MANHATTAN (CN) - Already stretching more than two decades and three continents, the multibillion dollar litigation against Chevron for oil devastation to the Amazon may unexpectedly return to the place where it all began.
"We can order you to go to retrial in the Southern District [of New York]," Judge Richard Wesley told an uncomfortable Chevron attorney in the ceremonial courthouse on Monday.
Responding to the blockbuster remark, Chevron's lawyer Ted Olson, from Gibson, Dunn & Crutcher, said he "could not consent" to the idea. Two attorneys representing the company's opponents - Deepak Gupta of the firm Gupta Beck and New York University professor Burt Neuborne - told the judge that they are open to it.
It was New York, more than two decades ago, where Ecuadorean rainforest villagers first sued Chevron's predecessor Texaco for what they describe as an environmental catastrophe.
Roughly eight years into the case, Chevron had it brought to the Ecuadorean rainforest city of Lago Agrio, named after Texaco's former headquarters in Sour Lake, Texas.

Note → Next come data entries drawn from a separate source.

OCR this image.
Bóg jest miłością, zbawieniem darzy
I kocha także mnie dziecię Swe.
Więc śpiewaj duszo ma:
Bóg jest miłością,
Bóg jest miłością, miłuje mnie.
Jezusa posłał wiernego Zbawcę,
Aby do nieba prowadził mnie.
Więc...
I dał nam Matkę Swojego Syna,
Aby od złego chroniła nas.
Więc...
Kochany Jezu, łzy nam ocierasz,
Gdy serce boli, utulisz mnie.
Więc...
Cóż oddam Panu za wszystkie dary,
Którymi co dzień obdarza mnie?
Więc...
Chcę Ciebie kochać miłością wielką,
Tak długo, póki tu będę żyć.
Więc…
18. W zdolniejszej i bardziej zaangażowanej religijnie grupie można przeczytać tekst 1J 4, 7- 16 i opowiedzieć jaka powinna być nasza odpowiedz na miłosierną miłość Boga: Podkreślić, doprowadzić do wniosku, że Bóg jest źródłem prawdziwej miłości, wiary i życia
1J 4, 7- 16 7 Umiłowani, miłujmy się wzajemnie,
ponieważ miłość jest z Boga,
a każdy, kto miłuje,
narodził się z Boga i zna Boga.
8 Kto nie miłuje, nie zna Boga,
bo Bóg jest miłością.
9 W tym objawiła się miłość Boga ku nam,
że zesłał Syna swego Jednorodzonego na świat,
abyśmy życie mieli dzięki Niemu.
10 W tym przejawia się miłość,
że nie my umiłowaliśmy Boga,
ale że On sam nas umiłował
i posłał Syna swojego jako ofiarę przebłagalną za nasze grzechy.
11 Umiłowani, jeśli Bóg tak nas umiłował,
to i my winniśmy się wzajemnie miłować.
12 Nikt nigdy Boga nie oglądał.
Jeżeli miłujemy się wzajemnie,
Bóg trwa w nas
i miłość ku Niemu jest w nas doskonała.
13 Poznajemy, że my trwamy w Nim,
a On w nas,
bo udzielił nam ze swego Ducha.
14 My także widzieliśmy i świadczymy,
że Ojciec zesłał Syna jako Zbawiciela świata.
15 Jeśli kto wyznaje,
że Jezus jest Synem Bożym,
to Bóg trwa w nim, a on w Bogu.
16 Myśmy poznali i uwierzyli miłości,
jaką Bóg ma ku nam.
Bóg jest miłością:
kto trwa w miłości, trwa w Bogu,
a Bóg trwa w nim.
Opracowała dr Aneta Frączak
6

Though the transfer relied on Chevron agreeing in New York courts to submit to the jurisdiction of Ecuador's judiciary, the oil giant had a different tune as it awaited the ultimately "adverse" verdict.
Insisting the Ecuadorean litigation was nothing more than a "shakedown," Chevron returned to New York to sue the Ecuadoreans, their attorney Steven Donziger and his colleagues under a statute usually used against mob bosses.
Although it filed civil allegations, Chevron has repeatedly alleged criminal wrongdoing that Donziger denies as the spin of elaborate corporate retaliation scheme produced by testimony "paid for" by the oil giant.
At the Monday hearing, Chevron attorney Olson listed off some of Donziger's alleged "crimes," including bribery, perjury and obstruction of justice.
In 2013, U.S. District Judge Lewis Kaplan credited these charges in finding that the $9.8 billion verdict was "procured by corrupt means."
Wesley, who made Monday's déjà vu proposal of retrying the pollution case in New York, appeared deeply skeptical that Kaplan had the authority to issue his ruling.
In an earlier version of Chevron's case, Wesley sat on the panel that voided an injunction preventing the collection of the Ecuadorean judgment anywhere on the globe. He and his colleagues agreed three years ago that Kaplan had no authority to issue such a "radical" decree.
When Donziger's attorney Gupta praised that decision, Wesley made a quip that provoked laughter in the court: "I did my best."
That decision ultimately caused Kaplan to limit the reach of his ruling to the parties that Chevron sued.
This did not seem to mollify Wesley's concerns Monday.
Referring to his legal research with his law clerks, Wesley told Chevron's lawyer, "We cannot find any case where there's been a collateral attack on a foreign judgment."
Wesley is not the only appellate judge on the panel who heard a prior appeal of this case.
Two years ago, Judge Barrington Parker rejected a motion to unseat Kaplan as too biased for Chevron to handle the case. He also sat on the appellate court that upheld Chevron's subpoena against documentary filmmaker Joseph Berlinger for footage of his documentary "Crude" that hit the cutting room floor.
Signaling a possible split among the panel, Parker made multiple comments Monday indicating he was convinced by Kaplan's findings in his ruling.